Die Federführung lag beim Bayerischen Landeskriminalamt. Insgesamt wurden weltweit 79 Verdächtige festgenommen. Doch das ist nur die Spitze des Eisbergs: Die Plattform zählte laut Europol nahezu zwei Millionen registrierte Nutzer – ein Ausmaß, das auch erfahrene Ermittler erschüttert.

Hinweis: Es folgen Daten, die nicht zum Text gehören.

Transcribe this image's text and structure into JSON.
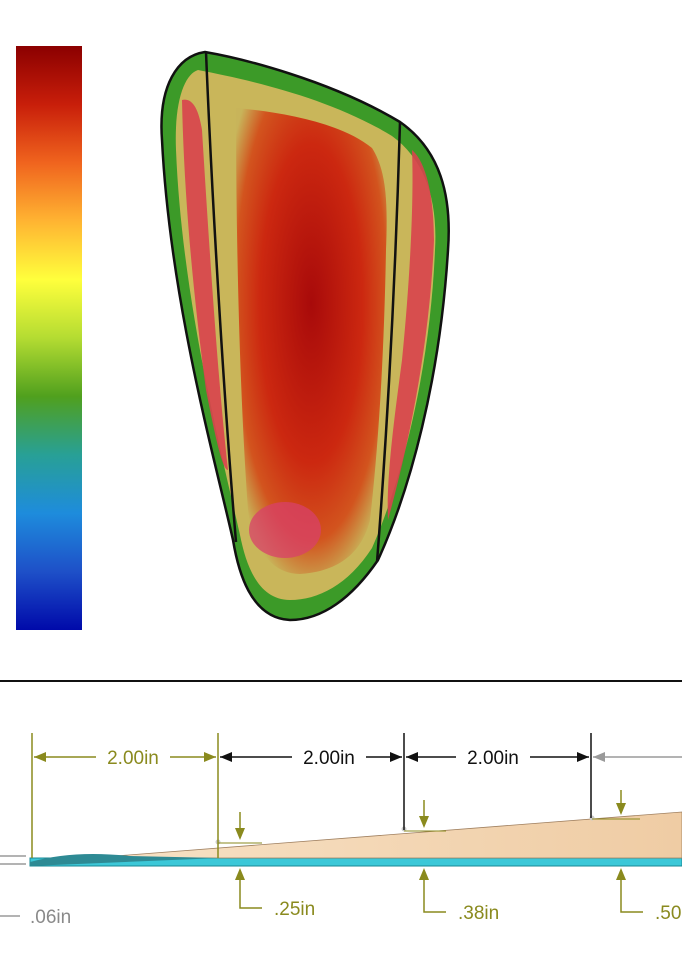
{
  "color_scale": {
    "stops": [
      "#8b0000",
      "#c81e0a",
      "#f0641e",
      "#ffb432",
      "#ffff3c",
      "#b4dc32",
      "#50a01e",
      "#28a096",
      "#1e8cdc",
      "#1e50c8",
      "#000aaa"
    ]
  },
  "dimensions": {
    "spacing": [
      {
        "label": "2.00in",
        "color": "#8a8a1e"
      },
      {
        "label": "2.00in",
        "color": "#111111"
      },
      {
        "label": "2.00in",
        "color": "#111111"
      }
    ],
    "thickness": [
      {
        "label": ".06in",
        "color": "#8a8a8a"
      },
      {
        "label": ".25in",
        "color": "#8a8a1e"
      },
      {
        "label": ".38in",
        "color": "#8a8a1e"
      },
      {
        "label": ".50",
        "color": "#8a8a1e"
      }
    ]
  },
  "colors": {
    "olive": "#8a8a1e",
    "black": "#111111",
    "wood": "#f2d2ae",
    "skin": "#3cc8d8",
    "divider": "#111111"
  }
}
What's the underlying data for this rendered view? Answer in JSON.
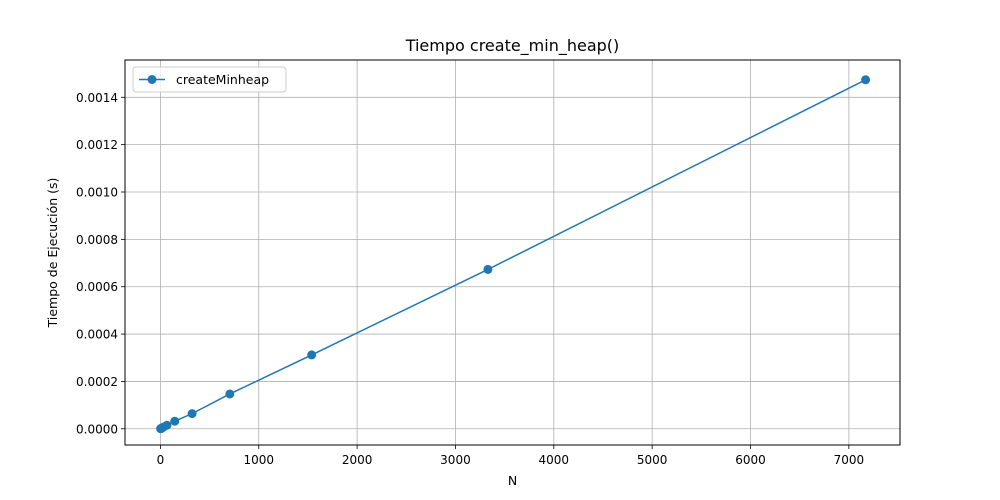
{
  "chart_data": {
    "type": "line",
    "title": "Tiempo create_min_heap()",
    "xlabel": "N",
    "ylabel": "Tiempo de Ejecución (s)",
    "xlim": [
      -360,
      7520
    ],
    "ylim": [
      -6.85e-05,
      0.0015575
    ],
    "xticks": [
      0,
      1000,
      2000,
      3000,
      4000,
      5000,
      6000,
      7000
    ],
    "xtick_labels": [
      "0",
      "1000",
      "2000",
      "3000",
      "4000",
      "5000",
      "6000",
      "7000"
    ],
    "yticks": [
      0.0,
      0.0002,
      0.0004,
      0.0006,
      0.0008,
      0.001,
      0.0012,
      0.0014
    ],
    "ytick_labels": [
      "0.0000",
      "0.0002",
      "0.0004",
      "0.0006",
      "0.0008",
      "0.0010",
      "0.0012",
      "0.0014"
    ],
    "grid": true,
    "legend_position": "upper-left",
    "series": [
      {
        "name": "createMinheap",
        "color": "#1f77b4",
        "marker": "circle",
        "x": [
          2,
          6,
          14,
          30,
          66,
          146,
          322,
          706,
          1538,
          3330,
          7170
        ],
        "y": [
          5e-07,
          1e-06,
          3e-06,
          7e-06,
          1.5e-05,
          3.2e-05,
          6.4e-05,
          0.000147,
          0.000312,
          0.000673,
          0.001474
        ]
      }
    ]
  }
}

Die Server von Kidflix wurden Anfang März von deutschen und niederländischen Behörden vom Netz genommen. Zu diesem Zeitpunkt befanden sich über 70.000 Videos auf der Plattform. Die Ermittlungen führten zur Identifikation von rund 1.400 Tatverdächtigen in verschiedenen Ländern. Die 79 festgenommenen Personen sollen nicht nur kinderpornografisches Material konsumiert und verbreitet haben – einige stehen zudem im Verdacht, selbst sexuelle Gewalt an Kindern verübt und dokumentiert zu haben.